Ha muerto Salvador Távora, el artista, el director, el poeta, el escritor, el esteta, el sabio, el flamenco, el torero, el amigo, el intelectual, el andaluz. Desde su infancia en el sevillano barrio del Cerro del Águila, mamó el flamenco y la pobreza, desde la que surgiría, poderoso, el coloso que trenzaría en su obra sus tres pasiones íntimas: Andalucía, la justicia social y la libertad. Távora era – es– el arte, pero el arte con mensaje; el arte que sueña con imposibles y con mundos mejores. Arte, puro arte, pero con mensaje. Mensaje que queda y perdura cuando las guitarras ya se guardaron en sus fundas y cuando el escenario quedaba a oscuras y solitario. Todos se habían marchado, pero el mensaje enraizaba para siempre en nuestros corazones.

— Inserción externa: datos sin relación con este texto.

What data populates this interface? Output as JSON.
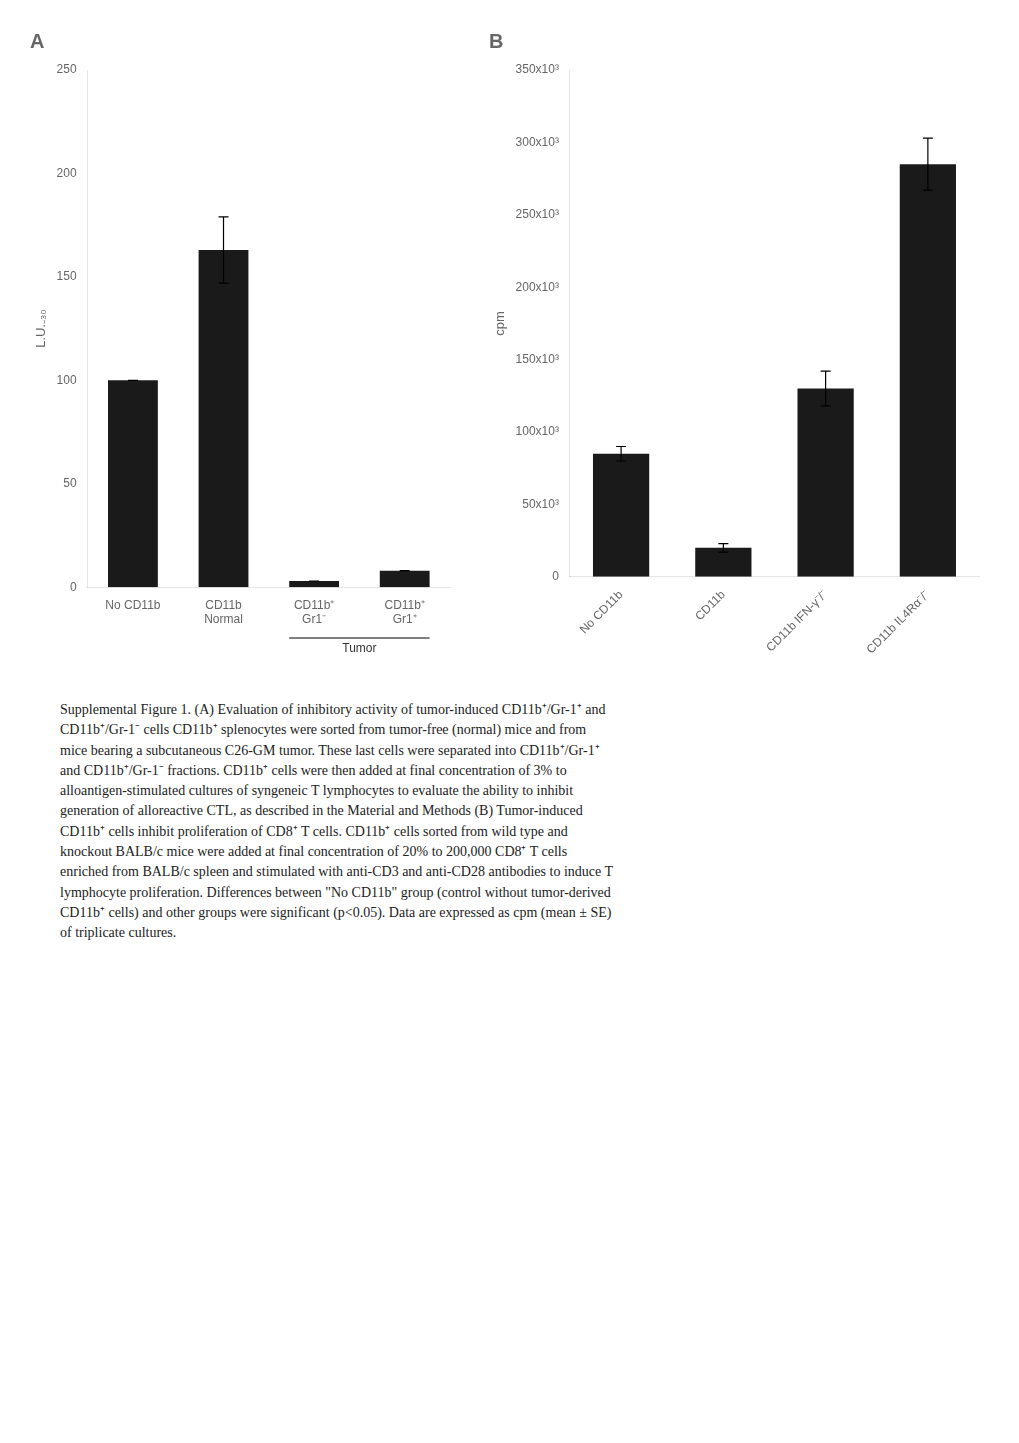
{
  "chart_data": [
    {
      "type": "bar",
      "title": "A",
      "y_label": "L.U.₋₃₀",
      "categories": [
        "No CD11b",
        "CD11b\nNormal",
        "CD11b⁺\nGr1⁻",
        "CD11b⁺\nGr1⁺"
      ],
      "values": [
        100,
        163,
        3,
        8
      ],
      "errors": [
        0,
        16,
        0,
        0
      ],
      "color": "#1a1a1a",
      "ylim": [
        0,
        250
      ],
      "yticks": [
        0,
        50,
        100,
        150,
        200,
        250
      ],
      "grid": false,
      "annotations": [
        {
          "text": "Tumor",
          "bracket": [
            2,
            3
          ]
        }
      ]
    },
    {
      "type": "bar",
      "title": "B",
      "y_label": "cpm",
      "categories": [
        "No CD11b",
        "CD11b",
        "CD11b IFN-γ⁻/⁻",
        "CD11b IL4Rα⁻/⁻"
      ],
      "values": [
        85000,
        20000,
        130000,
        285000
      ],
      "errors": [
        5000,
        3000,
        12000,
        18000
      ],
      "color": "#1a1a1a",
      "ylim": [
        0,
        350000
      ],
      "yticks": [
        0,
        {
          "value": 50000,
          "label": "50x10³"
        },
        {
          "value": 100000,
          "label": "100x10³"
        },
        {
          "value": 150000,
          "label": "150x10³"
        },
        {
          "value": 200000,
          "label": "200x10³"
        },
        {
          "value": 250000,
          "label": "250x10³"
        },
        {
          "value": 300000,
          "label": "300x10³"
        },
        {
          "value": 350000,
          "label": "350x10³"
        }
      ],
      "grid": false
    }
  ],
  "caption": "Supplemental Figure 1. (A) Evaluation of inhibitory activity of tumor-induced CD11b⁺/Gr-1⁺ and\nCD11b⁺/Gr-1⁻ cells CD11b⁺ splenocytes were sorted  from tumor-free (normal) mice and from\nmice bearing a subcutaneous C26-GM tumor. These last cells were separated into CD11b⁺/Gr-1⁺\nand CD11b⁺/Gr-1⁻ fractions. CD11b⁺ cells were then added at final concentration of 3% to\nalloantigen-stimulated cultures of syngeneic T lymphocytes to evaluate the ability to inhibit\ngeneration of alloreactive CTL, as described in the Material and Methods (B) Tumor-induced\nCD11b⁺ cells inhibit proliferation of CD8⁺ T cells. CD11b⁺ cells sorted from wild type and\nknockout BALB/c mice  were added at final concentration of 20% to 200,000 CD8⁺ T cells\nenriched from BALB/c spleen and stimulated with anti-CD3 and anti-CD28 antibodies to induce T\nlymphocyte proliferation. Differences between \"No CD11b\" group (control without tumor-derived\nCD11b⁺ cells) and other groups were significant (p<0.05). Data are expressed as cpm (mean ± SE)\nof triplicate cultures."
}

Y Távora se convirtió en teatro. Fundó el grupo La Cuadra y con su primera obra, Quejío, un lucero refulgió en el firmamento del arte. Después le seguiría una obra que emocionaría a andaluces y españoles, a españoles y europeos. Ya maestro, alumbró obras cuyo eco aún resuena entre nosotros, Andalucía Amarga; Las Bacantes y, sobre todo, la monumental Carmen, ópera andaluza de cornetas y tambores, con el que obtuvo un éxito internacional incontestable.

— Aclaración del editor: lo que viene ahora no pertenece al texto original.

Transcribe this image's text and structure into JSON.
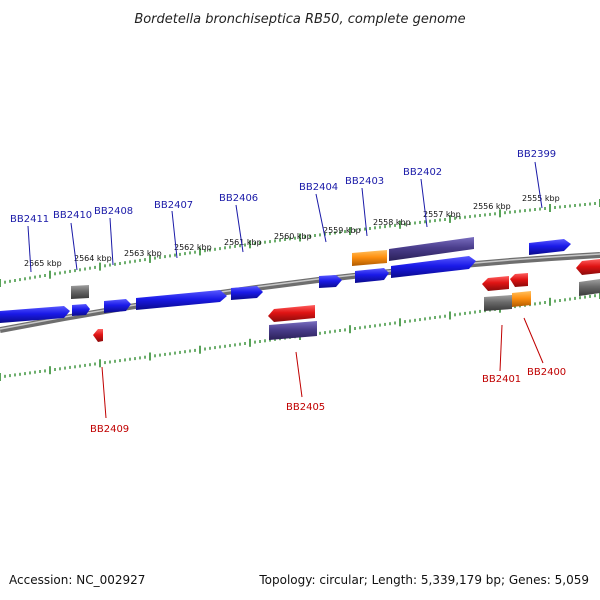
{
  "title": "Bordetella bronchiseptica RB50, complete genome",
  "footer": {
    "accession": "Accession: NC_002927",
    "summary": "Topology: circular; Length: 5,339,179 bp; Genes: 5,059"
  },
  "scale": {
    "unit": "kbp",
    "labels": [
      "2565 kbp",
      "2564 kbp",
      "2563 kbp",
      "2562 kbp",
      "2561 kbp",
      "2560 kbp",
      "2559 kbp",
      "2558 kbp",
      "2557 kbp",
      "2556 kbp",
      "2555 kbp"
    ]
  },
  "gene_labels": {
    "top": [
      "BB2411",
      "BB2410",
      "BB2408",
      "BB2407",
      "BB2406",
      "BB2404",
      "BB2403",
      "BB2402",
      "BB2399"
    ],
    "bottom": [
      "BB2409",
      "BB2405",
      "BB2401",
      "BB2400"
    ]
  },
  "colors": {
    "backbone": "#8a8a8a",
    "tick": "#2e8b2e",
    "blue": "#1616e6",
    "purple": "#4a3d8c",
    "red": "#e01414",
    "orange": "#ff9010",
    "gray": "#6a6a6a",
    "top_label": "#1a1aa8",
    "bottom_label": "#c00000"
  }
}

Y supo que la hondura andaluza, su quejío ancestral, su arte arcano, brotaban con compases flamencos. E hizo flamenco al teatro y teatro al flamenco. Música, ritmo, compas, imagen, diálogo, entonación se conjuraron para dar nacimiento a auténticas obras maestras, vanguardistas pero con hondas raíces en la tradición. Sublimó al toro bravo como el animal sagrado que desde los atlantes adoramos en estas tierras donde el mar antiguo del Mediterráneo besa al impetuoso Atlántico. Hizo volar al caballo andaluz, hijo del Céfiro. Cantaores y cantaoras, con su desgarro, acompasaron los dramas lorquianos, como Yerma, o clásicos, como Las Bacantes. Távora se hizo teatro, nos hizo teatro. La Andalucía subterránea, con sus misterios; la justicia social, con la denuncia de sus desigualdades y la radical libertad de creación y pensamiento configuraron el mensaje de un auténtico intelectual andaluz que, con su obra, teorizó más Andalucía que con cien volúmenes metafísicos sobre su esencia inasible.

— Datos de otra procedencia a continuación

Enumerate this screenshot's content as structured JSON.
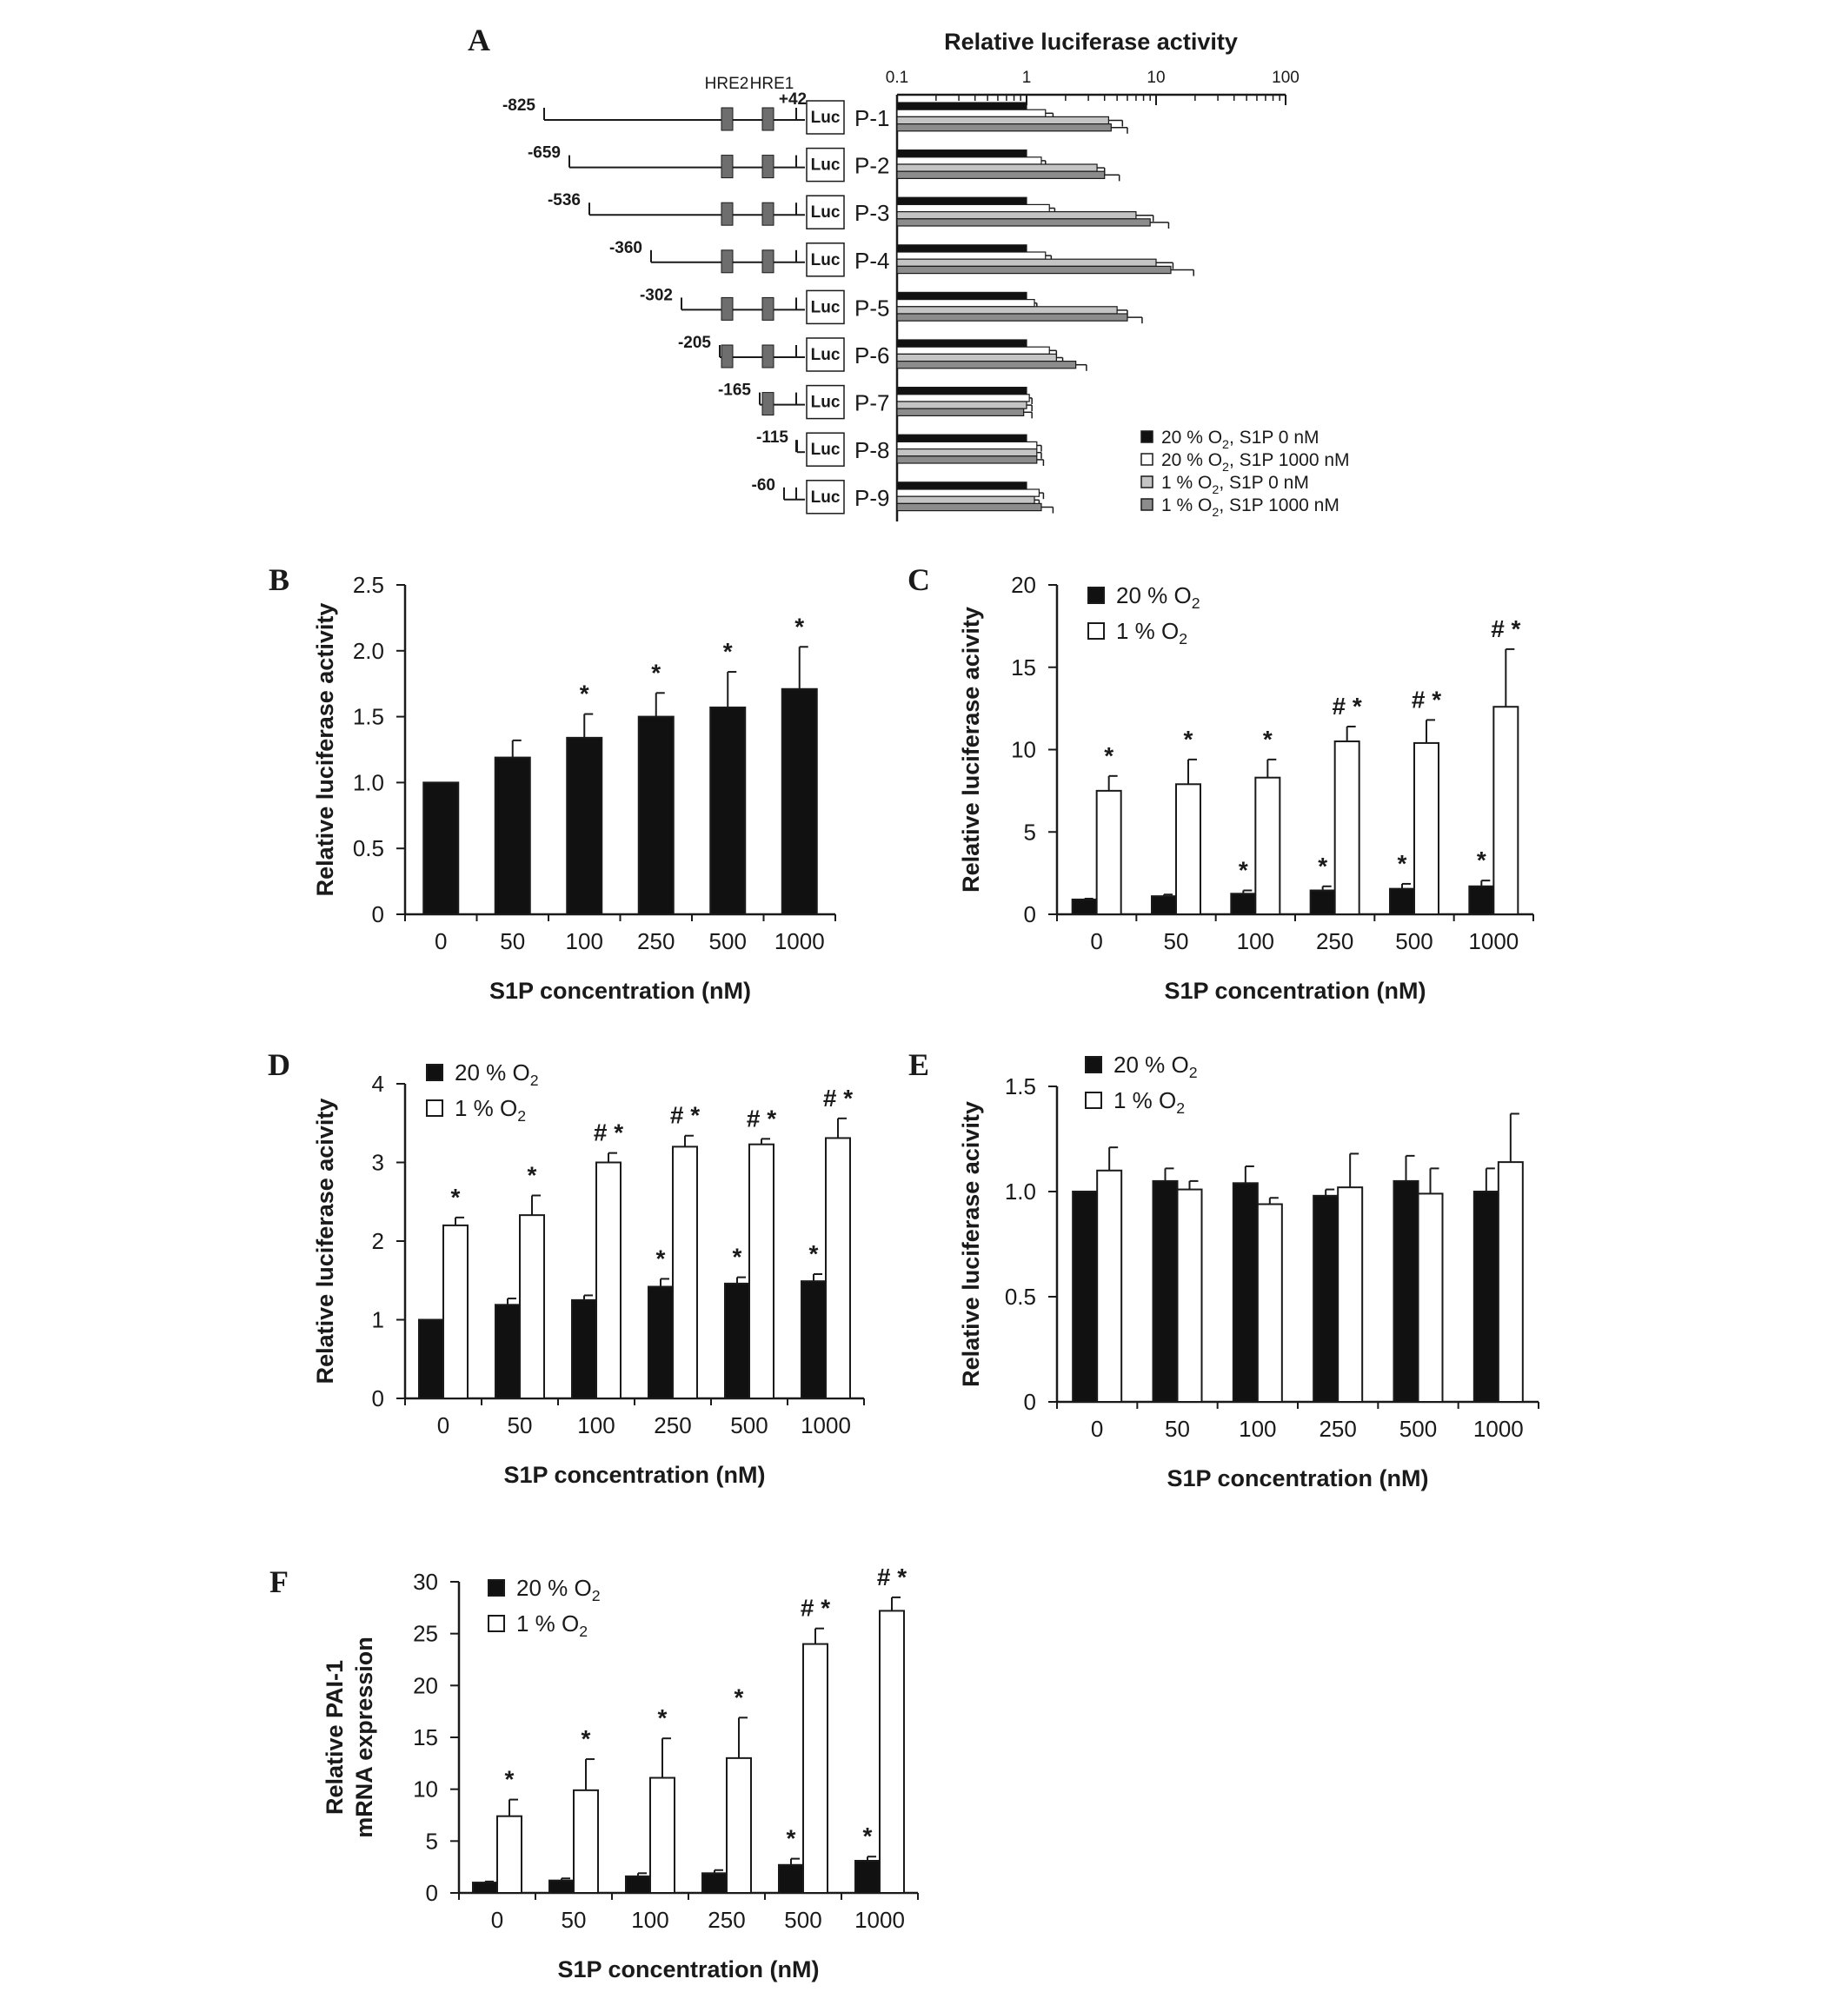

En su teatro se percibe el alma andaluza, esa alma súbdita del reino de los sentidos, ciudadana de la república de las emociones. Sus honduras siempre se ocultan tras el espejismo sensorial en el que nos reflejamos. Por eso, el maestro Blas Infante, frente al pienso luego existo cartesiano, contrapuso el grito esencial andaluz de pienso y siento, luego existo. Távora fue un infantiano convencido, por eso formó parte del patronato de su fundación. Con él, sentimos Andalucía, comprendimos Andalucía. Algunos confunden nuestro gusto por lo sensorial con la mera superficialidad, nuestra alegría, por la simpleza. Pobres, no conocen de los veneros milenarios en los que bebe la sabiduría de nuestro pueblo. Porque somos antiguos, relativizamos el dolor; porque fuimos grandes, despreciamos los dorados de hojalata de los becerros de oro del siglo. Y Távora, ofició de sacerdote ancestral con la epifanía de su obra grande, la liturgia de belleza y hondura sobre el altar de los escenarios. Y tanta poesía le habitaba que la hizo germinar en libros, buenos libros. Con Almuzara editó un bellísimo libro Quince relatos cortos y las tres marías, que nos adentraba en el universo fragante y luminoso en el que habitaba su alma grande. Alma grande que voló a los espacios transparentes y luminosos de las personas buenas y grandes. Távora, para siempre, será el fulgor estremecedor de esa Andalucía milenaria que nos conforma y enamora. Gracias maestro, por haber sido como fuiste, por haber parido lo que pariste.